Day 26 [Python ML、資料清理] 資料縮放以及標準化

2021 iThome 鐵人賽

DAY 26

AI & Data

使用python學習Machine Learning系列第 26 篇

13th鐵人賽

guancioul

團隊人工逗點智慧

2021-10-09 11:20:04

3551 瀏覽

分享至

在這邊我們會學到如何將資料做正規化(Normalization)及縮放(Scaling)

取得環境

# modules we'll use
import pandas as pd
import numpy as np

# for Box-Xoc Transformation
from scipy import stats

# for min_max scaling
from mlxtend.preprocessing import minmax_scaling

# plotting modules
import seaborn as sns
import matplotlib.pyplot as plt

# set seed for reproducibility
np.random.seed(0)

縮放和標準化的差別

Scaling跟Normalization時常會讓人搞混

這兩個東西的主要差異在

Scaling - 變換data的範圍(range)
Normalization - 變換資料形狀的分布(shape of the distrubution)

現在我們來更深入的看這兩件事情

資料縮放

表示說我們將資料做一個特別的縮放，像是0-100或0-1

若我們想縮放資料(scale data)，而且我們要使用的methods使根據點與點之間的距離，像是support vector machines(SVM)或是k-nearest neighbors(KNN)。

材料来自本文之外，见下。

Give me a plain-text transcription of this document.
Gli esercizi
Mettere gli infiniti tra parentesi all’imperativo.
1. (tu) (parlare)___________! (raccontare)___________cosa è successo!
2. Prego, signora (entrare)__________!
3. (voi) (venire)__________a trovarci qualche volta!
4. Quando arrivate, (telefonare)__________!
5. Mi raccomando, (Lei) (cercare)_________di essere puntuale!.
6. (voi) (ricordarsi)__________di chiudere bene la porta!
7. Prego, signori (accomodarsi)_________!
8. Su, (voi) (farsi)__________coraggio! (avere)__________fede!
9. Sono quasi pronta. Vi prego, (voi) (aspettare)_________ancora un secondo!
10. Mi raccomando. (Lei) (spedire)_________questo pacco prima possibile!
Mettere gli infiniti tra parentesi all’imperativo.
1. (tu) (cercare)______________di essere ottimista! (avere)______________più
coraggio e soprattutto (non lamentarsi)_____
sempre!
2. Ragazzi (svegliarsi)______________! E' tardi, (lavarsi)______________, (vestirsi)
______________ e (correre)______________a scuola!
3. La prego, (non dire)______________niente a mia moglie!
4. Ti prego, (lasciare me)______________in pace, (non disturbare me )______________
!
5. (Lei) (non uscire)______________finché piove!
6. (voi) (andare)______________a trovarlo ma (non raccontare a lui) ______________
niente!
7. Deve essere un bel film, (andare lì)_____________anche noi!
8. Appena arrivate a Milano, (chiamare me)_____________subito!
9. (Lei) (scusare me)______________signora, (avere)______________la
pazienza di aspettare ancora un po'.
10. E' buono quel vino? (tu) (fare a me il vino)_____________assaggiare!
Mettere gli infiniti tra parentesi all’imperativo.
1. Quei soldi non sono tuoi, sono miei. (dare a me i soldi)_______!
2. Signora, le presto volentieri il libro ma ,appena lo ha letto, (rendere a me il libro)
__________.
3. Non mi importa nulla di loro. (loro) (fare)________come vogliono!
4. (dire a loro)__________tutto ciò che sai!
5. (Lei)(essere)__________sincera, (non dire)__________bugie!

在這些algorithms，將1變換成任何數值都會是一樣重要的

舉例說，若我們有一筆資料中有Yen跟US Dollor，1US dollor的價值大約等於100Yen，但若我們沒有將資料做縮放的話，SVM或KNN會以為1US dollor跟1Yen依樣重要

縮放變數，可以協助比較在同一個立足點中不同的變數

## generate 1000 data points randomly drawn from an exponential distribution
original_data = np.random.exponential(size=1000)

# mix-max scale the data between 0 and 1
scaled_data = minmax_scaling(original_data, columns=[0])

# plot both together to compare
fig, ax = plt.subplots(1,2)
sns.distplot(original_data, ax=ax[0])
ax[0].set_title("Original Data")
sns.distplot(scaled_data, ax=ax[1])
ax[1].set_title("Scaled data")

/opt/conda/lib/python3.6/site-packages/seaborn/distributions.py:2551: FutureWarning: `distplot` is a deprecated function and will be removed in a future version. Please adapt your code to use either `displot` (a figure-level function with similar flexibility) or `histplot` (an axes-level function for histograms).
  warnings.warn(msg, FutureWarning)
/opt/conda/lib/python3.6/site-packages/seaborn/distributions.py:2551: FutureWarning: `distplot` is a deprecated function and will be removed in a future version. Please adapt your code to use either `displot` (a figure-level function with similar flexibility) or `histplot` (an axes-level function for histograms).
  warnings.warn(msg, FutureWarning)





Text(0.5, 1.0, 'Scaled data')

fig, ax = plt.subplots(1,2)是代表說在同一個row中畫兩個column的圖
minmax_scaling(original_data, columns=[0])將一筆資料縮放到0跟1之間

從上圖我們可以看出，我們將資料從0-8，scale到0-1

標準化

Scaling只是換掉data的距離，Normalization則是比較激進的作法

標準化(Normalization)的重點是替換掉觀察的角色，讓資料被描述為常態分布(normal distribution)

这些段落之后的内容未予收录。